Üstelik numaralı baro sürecine sürüklenmemizin en temel etkilerinden biri de yargının her alanını siyasallaştıran mevcut yönetimin, baroları da siyasallaştırma ve kutuplaştırma iradesinden ileri gelmektedir. Bugün Ankara ve İstanbul'daki numaraları baroların da farklı bir siyasi sembolle baroculuk yaptıklarını kimse yadsıyamaz. Bu nedenledir ki siyasal barolar kan kaybetmeye mahkumdurlar ki numaralı baroların sadece hükümete yakın çevrelerce muteber kabul edilmesi de tarafsız ve bağımsız baroların bölünerek dahi sağlanamadığını gösteriyor.

Mesele insan hakları ve hukukun üstünlüğü için mücadele etmek olduğunda, referans olarak alınacak olan temel hukuk ilkelerinden öte siyasi düşüncelerin kurumsal kimliğimizi yıprattığı gerçeğini göz ardı edemeyiz.

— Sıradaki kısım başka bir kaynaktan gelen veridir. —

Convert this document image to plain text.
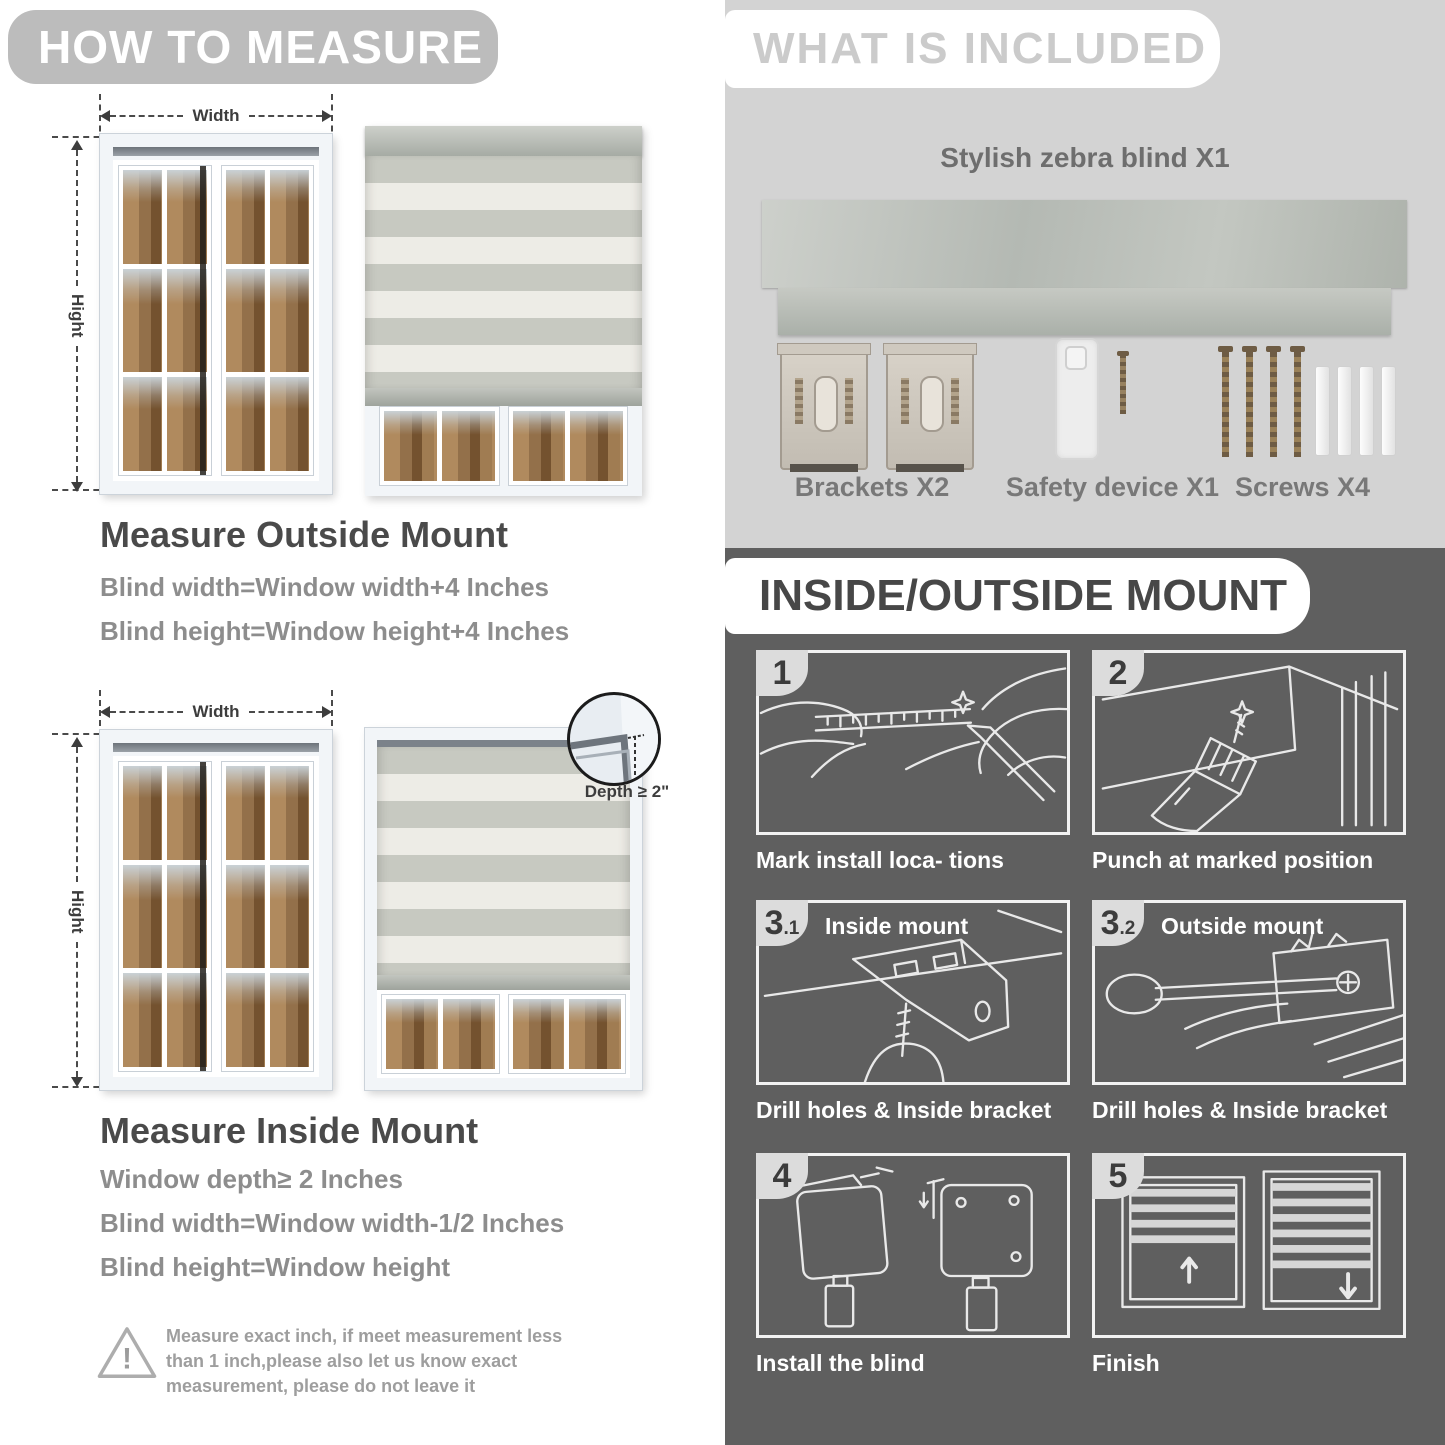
HOW TO MEASURE
Width
Hight
Measure Outside Mount
Blind width=Window width+4 Inches
Blind height=Window height+4 Inches
Width
Hight
Depth ≥ 2"
Measure Inside Mount
Window depth≥ 2 Inches
Blind width=Window width-1/2 Inches
Blind height=Window height
!
Measure exact inch, if meet measurement less than 1 inch,please also let us know exact measurement, please do not leave it
WHAT IS INCLUDED
Stylish zebra blind X1
Brackets X2	Safety device X1 Screws X4
INSIDE/OUTSIDE MOUNT
1
Mark install loca- tions
2
Punch at marked position
3 .1 Inside mount
Drill holes & Inside bracket
3 .2 Outside mount
Drill holes & Inside bracket
4
Install the blind
5
Finish
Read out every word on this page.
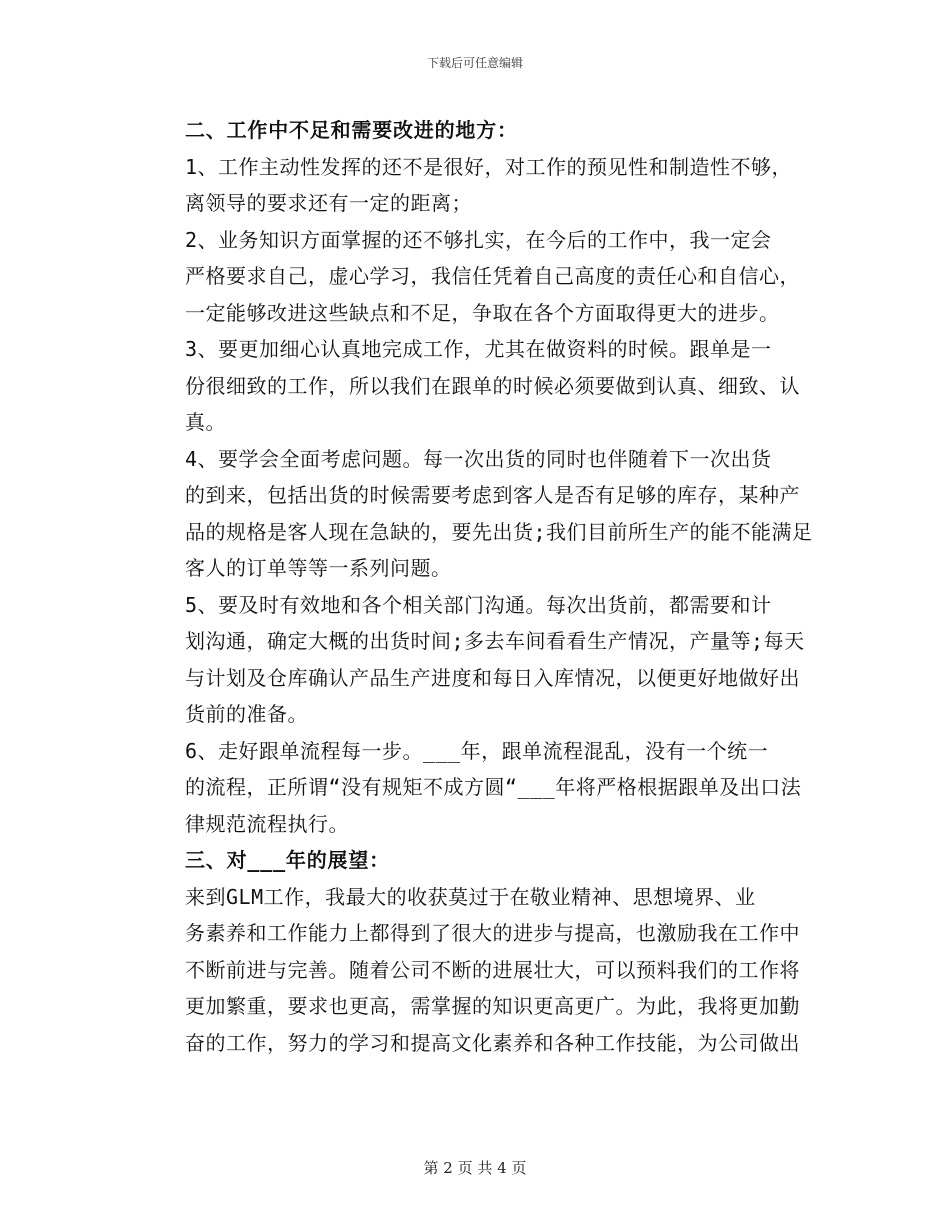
下载后可任意编辑
二、工作中不足和需要改进的地方：
1、工作主动性发挥的还不是很好，对工作的预见性和制造性不够，
离领导的要求还有一定的距离；
2、业务知识方面掌握的还不够扎实，在今后的工作中，我一定会
严格要求自己，虚心学习，我信任凭着自己高度的责任心和自信心，
一定能够改进这些缺点和不足，争取在各个方面取得更大的进步。
3、要更加细心认真地完成工作，尤其在做资料的时候。跟单是一
份很细致的工作，所以我们在跟单的时候必须要做到认真、细致、认
真。
4、要学会全面考虑问题。每一次出货的同时也伴随着下一次出货
的到来，包括出货的时候需要考虑到客人是否有足够的库存，某种产
品的规格是客人现在急缺的，要先出货;我们目前所生产的能不能满足
客人的订单等等一系列问题。
5、要及时有效地和各个相关部门沟通。每次出货前，都需要和计
划沟通，确定大概的出货时间;多去车间看看生产情况，产量等;每天
与计划及仓库确认产品生产进度和每日入库情况，以便更好地做好出
货前的准备。
6、走好跟单流程每一步。___年，跟单流程混乱，没有一个统一
的流程，正所谓“没有规矩不成方圆“___年将严格根据跟单及出口法
律规范流程执行。
三、对___年的展望：
来到GLM工作，我最大的收获莫过于在敬业精神、思想境界、业
务素养和工作能力上都得到了很大的进步与提高，也激励我在工作中
不断前进与完善。随着公司不断的进展壮大，可以预料我们的工作将
更加繁重，要求也更高，需掌握的知识更高更广。为此，我将更加勤
奋的工作，努力的学习和提高文化素养和各种工作技能，为公司做出
第 2 页 共 4 页
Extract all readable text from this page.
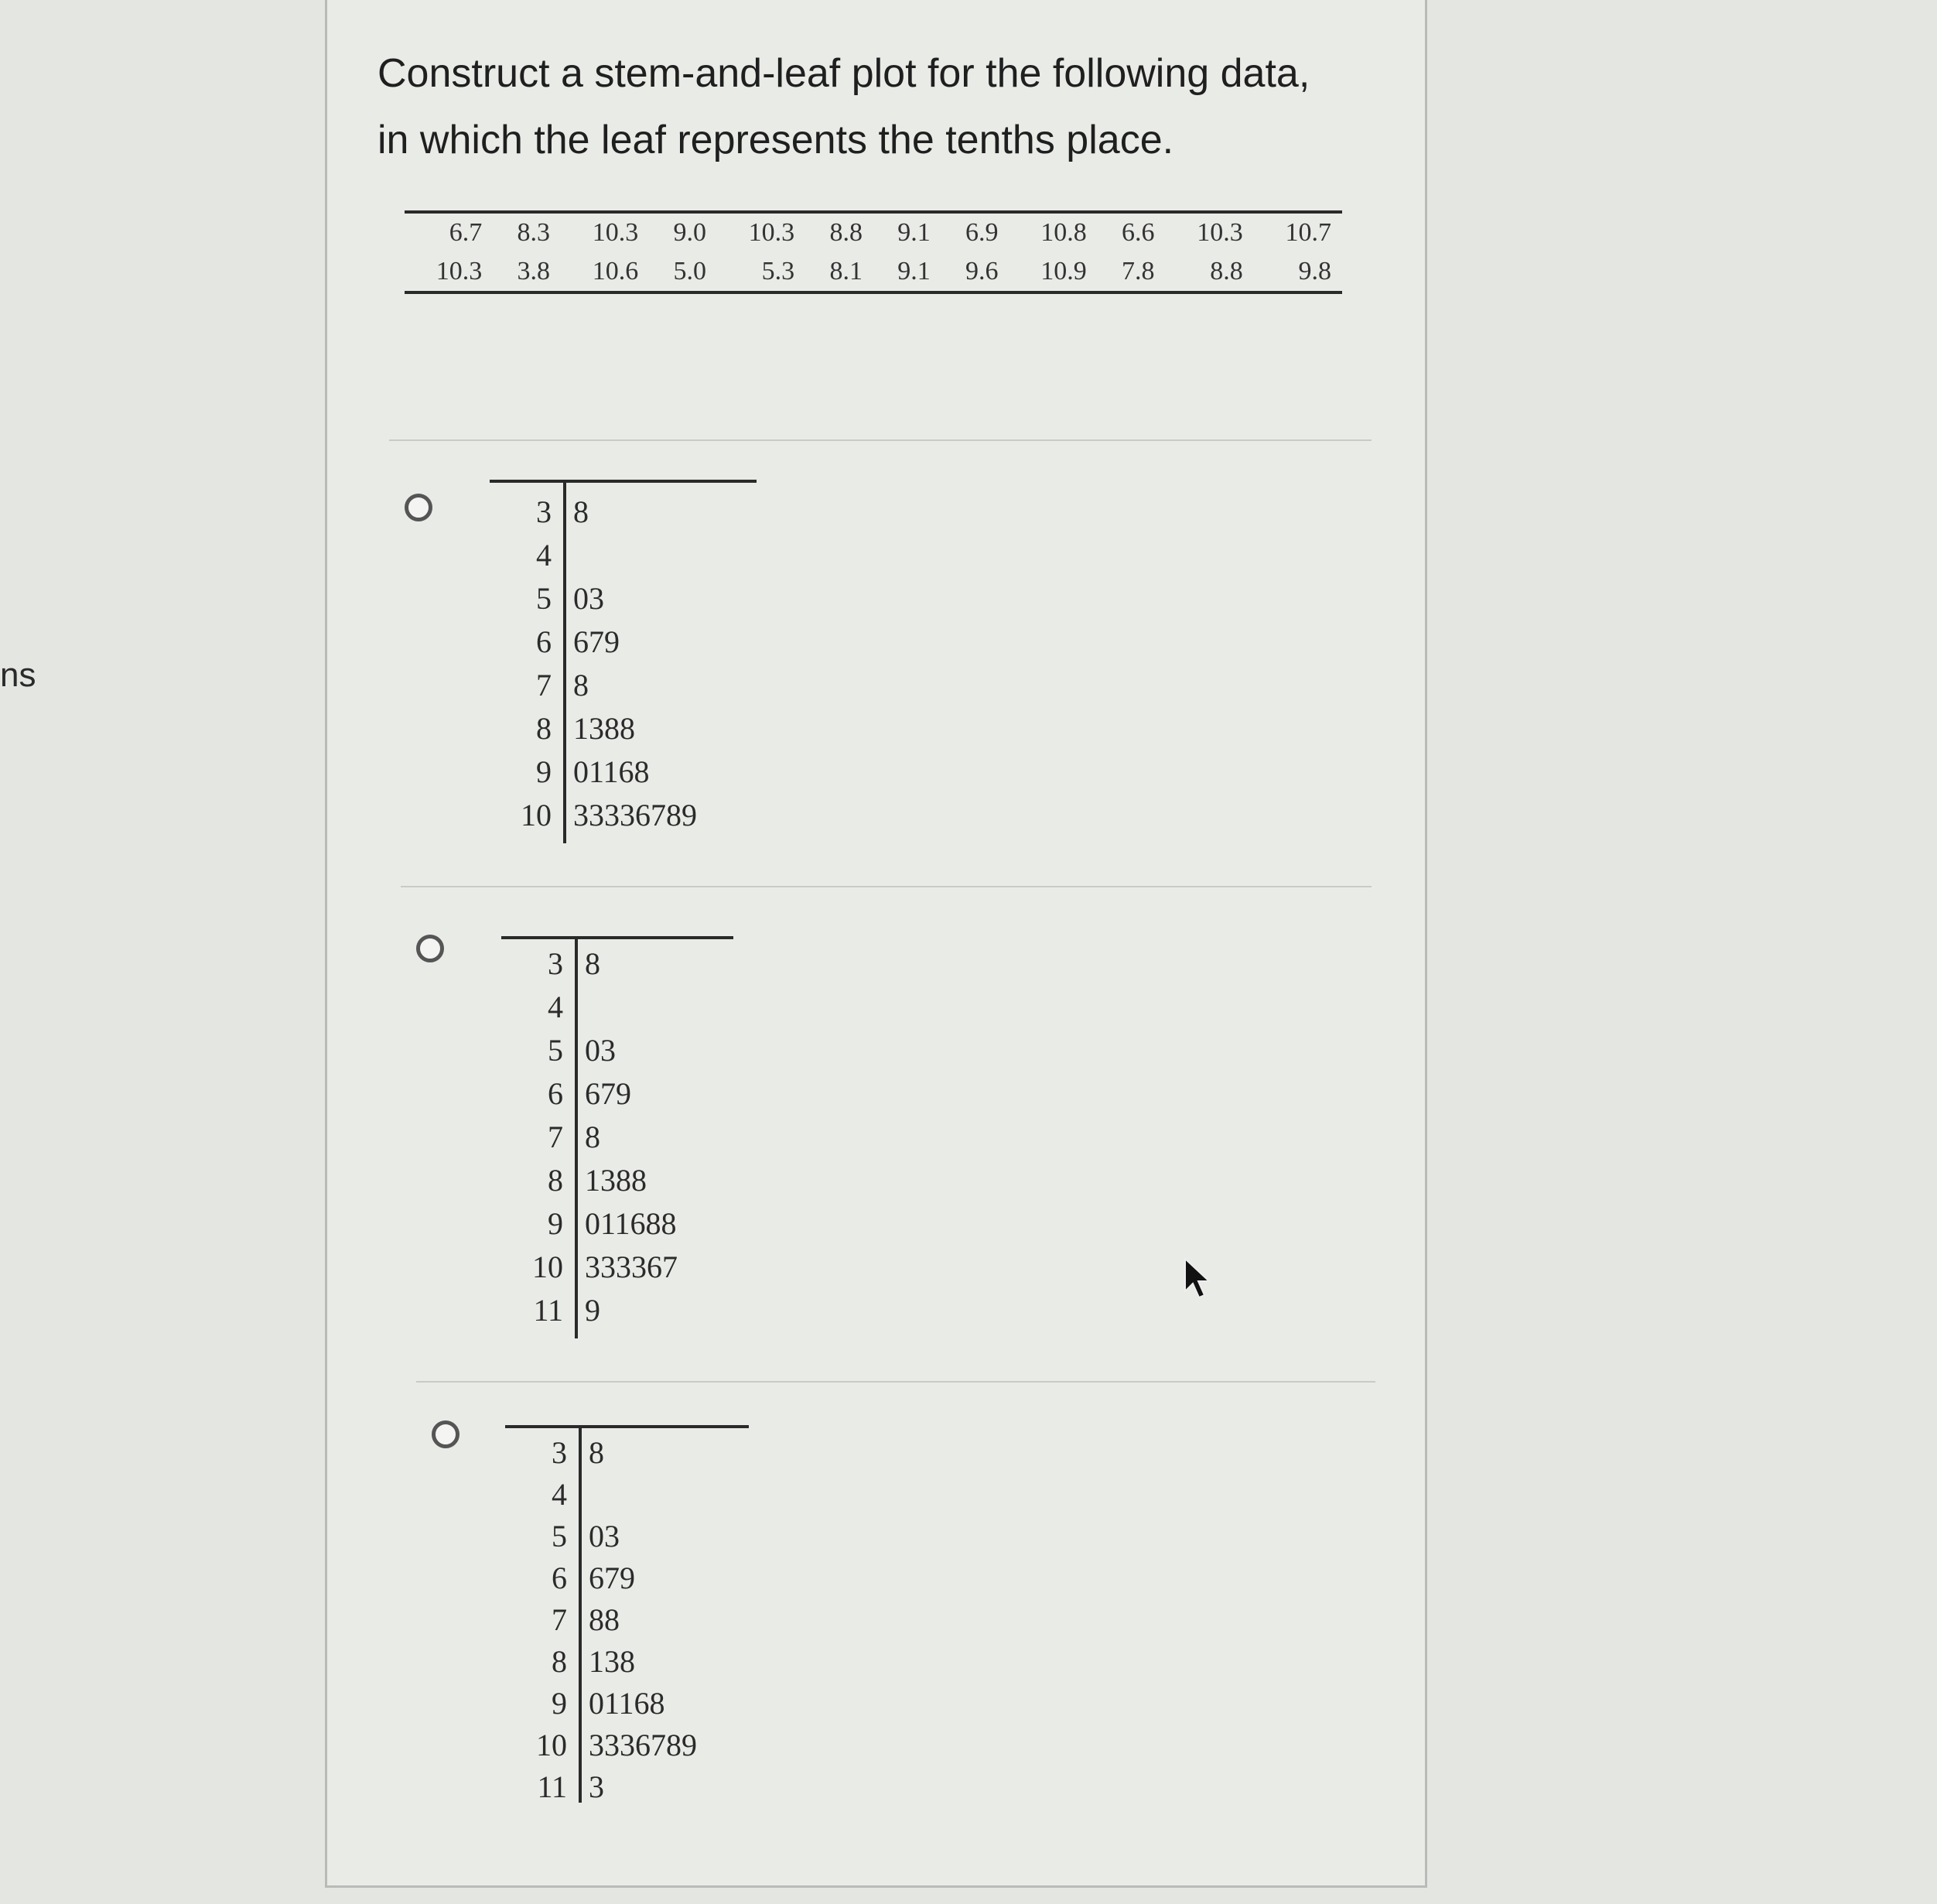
ns
Construct a stem-and-leaf plot for the following data,
in which the leaf represents the tenths place.
6.7	8.3	10.3	9.0	10.3	8.8	9.1	6.9	10.8	6.6	10.3	10.7
10.3	3.8	10.6	5.0	5.3	8.1	9.1	9.6	10.9	7.8	8.8	9.8
3 8
4
5 03
6 679
7 8
8 1388
9 01168
10 33336789
3 8
4
5 03
6 679
7 8
8 1388
9 011688
10 333367
11 9
3 8
4
5 03
6 679
7 88
8 138
9 01168
10 3336789
11 3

Bu hâlin, baroların, avukatlarla arasındaki mesafenin giderek açılması sorununu da beraberinde getirdiği açık. Nasıl ki kişiler kendilerini, ideolojik olarak ait hissetmedikleri partiye meyletmiyorsa, aynı ideolojik gerekçelerle meslek örgütünden uzaklaşmak, baroların tarihten bugüne devam ettirmek yükümlülüğü altında olduğu misyona zarar veriyor.

Güçlü bir savunma için güçlü barolar gerekli ve önemlidir. Ancak güçlü bir baro ancak hukuku ve insan haklarını referans alan bir anlayışla mümkün olur. Gündelik siyaset ise başta vatandaşlar olmak üzere avukatların dahi kuruma olan güvenirliğini sarsacaktır.

Baroların mutlak suretle fabrika ayarlarına dönmesi gerektiği unutulmamalıdır.